Let's make this clear - I often look at design options and think "This is incredibly stupid, but maybe there is some logic that I'm missing here". As the man sang, "I'm not the sharpest tool in the shed", so there's definitely room for error on my part. However, when we get to Windows Aero, I can't get past the comma in that sentence. I've considered it several times, and I can see no logic here.

Let's look at the symptoms:
  • Countless posts asking what should be a very simple question, "How do I change the background color for Windows Explorer?", and getting one of two answers: Either "Switch from Aero to Basic/Classic/Anything-Else-That's-Not-Aero" or "Why would you want to do that, there's plenty of people that use white and love it". Both these answers actually mean "You can't".

  • Of course, that's not entirely true. You can. You just have to reverse-engineer the binary format that stores the color configuration (basically it's a DLL containing resources). Or pay for a utility created by someone who went through that effort; then, you'll still have to create your "visual style", and you'll still have to patch Windows to allow you to use your non-signed "visual style".

  • Yes, you read that correctly.
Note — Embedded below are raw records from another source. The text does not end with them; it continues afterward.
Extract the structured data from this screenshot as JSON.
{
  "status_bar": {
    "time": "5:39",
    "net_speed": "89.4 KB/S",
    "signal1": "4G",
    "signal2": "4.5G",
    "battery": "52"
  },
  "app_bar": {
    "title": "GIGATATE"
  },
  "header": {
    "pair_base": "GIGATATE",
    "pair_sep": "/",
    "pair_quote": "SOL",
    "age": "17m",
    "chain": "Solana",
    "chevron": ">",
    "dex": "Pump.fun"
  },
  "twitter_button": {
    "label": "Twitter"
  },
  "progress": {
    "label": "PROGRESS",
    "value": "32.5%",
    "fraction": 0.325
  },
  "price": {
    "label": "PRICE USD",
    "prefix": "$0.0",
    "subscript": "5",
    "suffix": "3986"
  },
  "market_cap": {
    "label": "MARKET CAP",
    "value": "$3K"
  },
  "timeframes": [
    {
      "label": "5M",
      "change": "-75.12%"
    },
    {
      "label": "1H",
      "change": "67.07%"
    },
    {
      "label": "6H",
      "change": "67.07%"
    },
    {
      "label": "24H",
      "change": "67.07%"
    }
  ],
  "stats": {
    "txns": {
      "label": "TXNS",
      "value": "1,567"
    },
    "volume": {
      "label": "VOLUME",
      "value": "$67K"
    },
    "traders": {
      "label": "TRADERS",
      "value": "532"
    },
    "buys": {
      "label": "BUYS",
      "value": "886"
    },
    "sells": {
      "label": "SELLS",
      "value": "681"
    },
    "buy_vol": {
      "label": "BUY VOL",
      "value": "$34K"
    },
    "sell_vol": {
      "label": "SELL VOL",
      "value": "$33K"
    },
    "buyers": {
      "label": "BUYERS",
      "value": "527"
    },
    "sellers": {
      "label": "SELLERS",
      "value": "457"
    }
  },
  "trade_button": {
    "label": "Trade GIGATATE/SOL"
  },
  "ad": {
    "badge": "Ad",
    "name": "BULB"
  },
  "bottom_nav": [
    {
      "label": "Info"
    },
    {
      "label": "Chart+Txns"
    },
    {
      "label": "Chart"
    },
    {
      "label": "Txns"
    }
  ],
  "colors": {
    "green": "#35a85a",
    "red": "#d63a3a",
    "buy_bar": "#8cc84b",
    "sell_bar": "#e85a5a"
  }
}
Binary format? Check! DLL? Check! Patch Windows? Check! Options such as the background color for applications are stored (although "buried", "concealed", or even "encrypted" would be more suited here) in an undocumented binary format, in a DLL, stored in a protected system folder.

This is the only example I've found where your best option is to actually pay for a third-party application to do something as simple as changing a background color. BTW, this is also why you find successful commercial alternatives to Windows Explorer. It's not just the extra functionality these alternatives have (and they do add value to their offerings), it's also this brain-dead design by the Aero team, that means that something as simple as "the ability to change the background color" is a value point.

Here, I don't even waste my time. I'm just grateful that whoever designed Windows Aero didn't get to unleash its remarkable genius anywhere near Visual Studio.